Yo seguía atónito la escena hasta que el juerguista bromista de Miramón me pidió que les consiguiera un guitarrista para amenizar la noche, por lo que me acordé de Luis Ramón Almada y de Vero Rueda para que regresaran, además de reclamarles que me hubieran dejado dormido en ese lugar.
Nomás al llegar Vero Rueda el mujeriego de Miramón le echó el perro, pero además Ramón Corona le pidió a Almada que no fuera a cantar canciones hermafroditas ni poner los labios de mamilas como Manuel Mijares. Rápido comenzaron las parodias entre republicanos contra imperialistas, pidiendo al cantor Almada Ugalde lo mismo “La Paloma”, “El Cerro de Las Campanas”, “Los Cangrejos”, “Adiós Mamá Carlota” que el “El Queretanito” en que don Benito Juárez, con los huevos en la mano, mandó a chingar a su madre al pobre Maximiliano.

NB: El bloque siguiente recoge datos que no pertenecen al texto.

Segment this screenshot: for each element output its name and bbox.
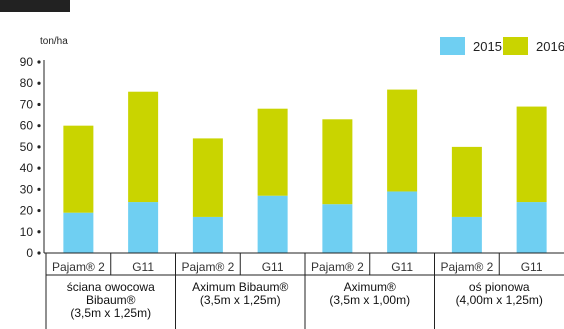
y-tick-label: 30 [20, 182, 34, 196]
group-label: ściana owocowa [67, 280, 155, 294]
bar-segment-2015 [451, 216, 482, 253]
bar-segment-2016 [128, 91, 159, 203]
bar-segment-2015 [192, 216, 223, 253]
header-decoration [0, 0, 70, 12]
category-label: G11 [262, 260, 284, 274]
y-tick-dot [37, 60, 41, 64]
bar-segment-2016 [451, 146, 482, 217]
bar-segment-2015 [387, 191, 418, 253]
bar-segment-2016 [516, 106, 547, 203]
bar-segment-2016 [322, 119, 353, 205]
y-tick-label: 50 [20, 140, 34, 154]
group-label: Aximum Bibaum® [192, 280, 288, 294]
y-tick-label: 70 [20, 97, 34, 111]
y-tick-label: 20 [20, 204, 34, 218]
y-tick-label: 10 [20, 225, 34, 239]
category-label: Pajam® 2 [52, 260, 105, 274]
bar-segment-2015 [257, 195, 288, 253]
y-tick-dot [37, 81, 41, 85]
group-label: (3,5m x 1,25m) [70, 306, 151, 320]
y-tick-dot [37, 208, 41, 213]
category-label: G11 [391, 260, 413, 274]
category-label: Pajam® 2 [311, 260, 364, 274]
group-label: Bibaum® [86, 293, 136, 307]
y-tick-label: 90 [20, 55, 34, 69]
category-label: G11 [132, 260, 154, 274]
legend-label-2015: 2015 [473, 38, 502, 54]
y-tick-label: 60 [20, 119, 34, 133]
bar-segment-2015 [63, 212, 94, 253]
legend-item-2016: 2016 [503, 37, 564, 55]
y-axis-unit-label: ton/ha [40, 36, 68, 47]
bar-segment-2015 [322, 204, 353, 253]
y-tick-dot [37, 230, 41, 234]
category-label: Pajam® 2 [440, 260, 493, 274]
bar-segment-2016 [387, 89, 418, 192]
bar-segment-2015 [516, 202, 547, 253]
y-tick-dot [37, 187, 41, 191]
y-tick-label: 0 [26, 246, 33, 260]
y-tick-label: 40 [20, 161, 34, 175]
legend-swatch-2015 [440, 37, 465, 55]
y-tick-label: 80 [20, 76, 34, 90]
legend-label-2016: 2016 [536, 38, 564, 54]
bar-segment-2016 [192, 138, 223, 217]
y-tick-dot [37, 124, 41, 128]
legend-swatch-2016 [503, 37, 528, 55]
group-label: (3,5m x 1,00m) [329, 293, 410, 307]
y-tick-dot [37, 102, 41, 107]
group-label: oś pionowa [469, 280, 530, 294]
category-label: Pajam® 2 [181, 260, 234, 274]
bar-segment-2015 [128, 202, 159, 253]
bar-segment-2016 [63, 125, 94, 213]
y-tick-dot [37, 251, 41, 255]
y-tick-dot [37, 166, 41, 170]
group-label: Aximum® [344, 280, 396, 294]
group-label: (3,5m x 1,25m) [200, 293, 281, 307]
legend-item-2015: 2015 [440, 37, 502, 55]
group-label: (4,00m x 1,25m) [456, 293, 543, 307]
y-tick-dot [37, 145, 41, 149]
category-label: G11 [521, 260, 543, 274]
bar-segment-2016 [257, 108, 288, 196]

En medio de lo más prendido de la velada, a la hora de las canciones más bailables, Miramón invitó a bailar a Verónica una pieza atrevida que parecía lambada y no vals, por lo que Luis Ramón, molesto, paró su música, pero una mujer rolliza, sonrosada como puerquito, de piernas zambas y malhablada, apodada “La Carambada”, le hincó su pistola en las costillas al cantante para que siguiera la fiesta al tiempo que lo abofeteaba y se armaba el Rosario de Amozoc. De repente, desperté en mi casa completamente credo y Conchita me puso una caguiza de órdago. Les vendo un puerco de 1867.